Defending his movie's violence, Quentin Tarantino says slaveholders did "far worse" than any of the gory scenes depicted in "Django Unchained"
If you think "Django Unchained" is violent, Quentin Tarantino has a historical reality check for you: Try slavery.
The "Pulp Fiction" auteur is back with an Antebellum revenge flick that according to early screenings pours on the blood and gore. Tarantino told an audience of British Academy of Film and Television Arts members on Thursday that if anything he spared the lash in his depiction of slavery, according to the Guardian.
"We all intellectually 'know' the brutality and inhumanity of slavery," Tarantino said, "but after you do the research it's no longer intellectual any more, no longer just historical record — you feel it in your bones. It makes you angry and want to do something … I'm here to tell you, that however bad things get in the movie, a lot worse shit actually happened."

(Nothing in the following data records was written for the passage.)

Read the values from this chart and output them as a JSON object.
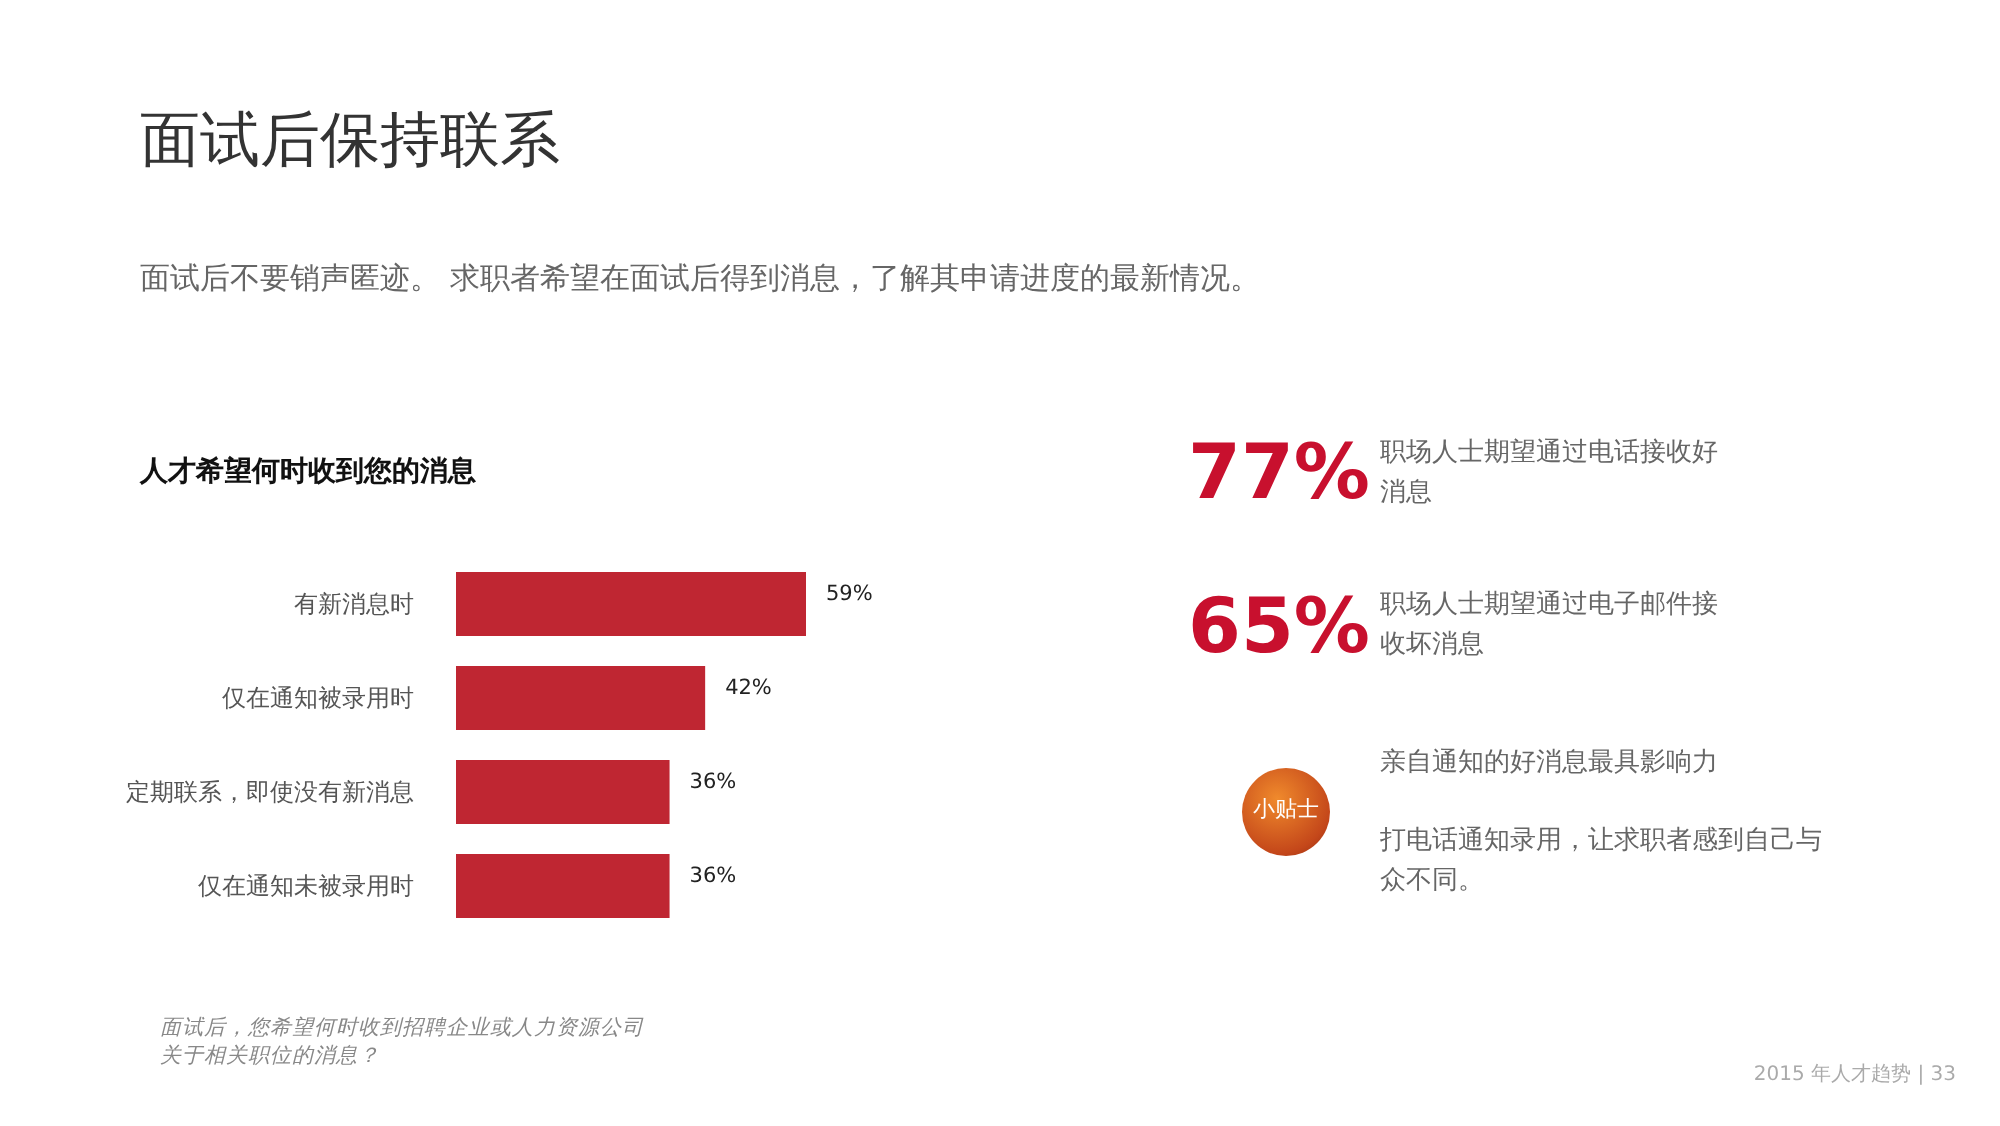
{
  "chart_data": [
    {
      "type": "bar",
      "orientation": "horizontal",
      "title": "面试后保持联系",
      "subtitle": "面试后不要销声匿迹。 求职者希望在面试后得到消息，了解其申请进度的最新情况。",
      "categories": [
        "有新消息时",
        "仅在通知被录用时",
        "定期联系，即使没有新消息",
        "仅在通知未被录用时"
      ],
      "values": [
        59,
        42,
        36,
        36
      ],
      "value_labels": [
        "59%",
        "42%",
        "36%",
        "36%"
      ],
      "color": "#bf2632",
      "annotations": [
        "人才希望何时收到您的消息",
        "面试后，您希望何时收到招聘企业或人力资源公司关于相关职位的消息？",
        "2015 年人才趋势 | 33"
      ]
    },
    {
      "type": "other",
      "annotations": [
        "77%",
        "职场人士期望通过电话接收好消息",
        "65%",
        "职场人士期望通过电子邮件接收坏消息",
        "小贴士",
        "亲自通知的好消息最具影响力",
        "打电话通知录用，让求职者感到自己与众不同。"
      ]
    }
  ]
}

Tarantino's comments indicate that he anticipates the irreverent "Django Unchained" — which opens on Christmas Day — will court controversy for setting its story against the backdrop of the slave trade.
The film centers on a bounty hunter (Christoph Waltz) who partners with a freed slave (Jamie Foxx) to take down a plantation owner, Calvin Candie (Leonardo DiCaprio) who controls his wife. Candie, who speaks with Magnolia-scented menace in the trailers, owns a mixed-race club in Greenville, Miss., and deals in slave-fights.
Perhaps because the film features Tarantino's trademark sardonic humor, some early viewers have compared "Django Unchained" to the works of Mel Brooks.
"Just watched what was basically a three-hour homage to BLAZING SADDLES," @LouLumenick tweeted.
But despite the humor, in an interview with Howard Stern this week, Tarantino indicated that he took the responsibility of depicting slavery very seriously. In particular, he said that shooting a scene where a female slave is brutalized brought him to tears and deeply impacted the crew.
“It was early on in the production, and it was the first time we started officially dealing with that kind of ugliness," Tarantino said. "We later got used to dealing with that kind of ugliness. But that first — it was traumatizing to everybody, none less because of the fact that we were doing it in the real slave area of a real plantation where the slaves lived.
"This actually happened on the grounds," he added. "There was blood in that ground. Those trees had memories of everything that happened there. We could feel the spirits of the old slaves on the property.”
Of course, Tarantino has taken on controversial subjects before. He turned an ultra-violent and satiric eye at the Nazis and an SD colonel nicknamed the "Jew Hunter" and turned it into "Inglourious Basterds." Dealing with charges of insensitivity, it nonetheless collected over $300 million worldwide and was nominated for a Best Picture Oscar.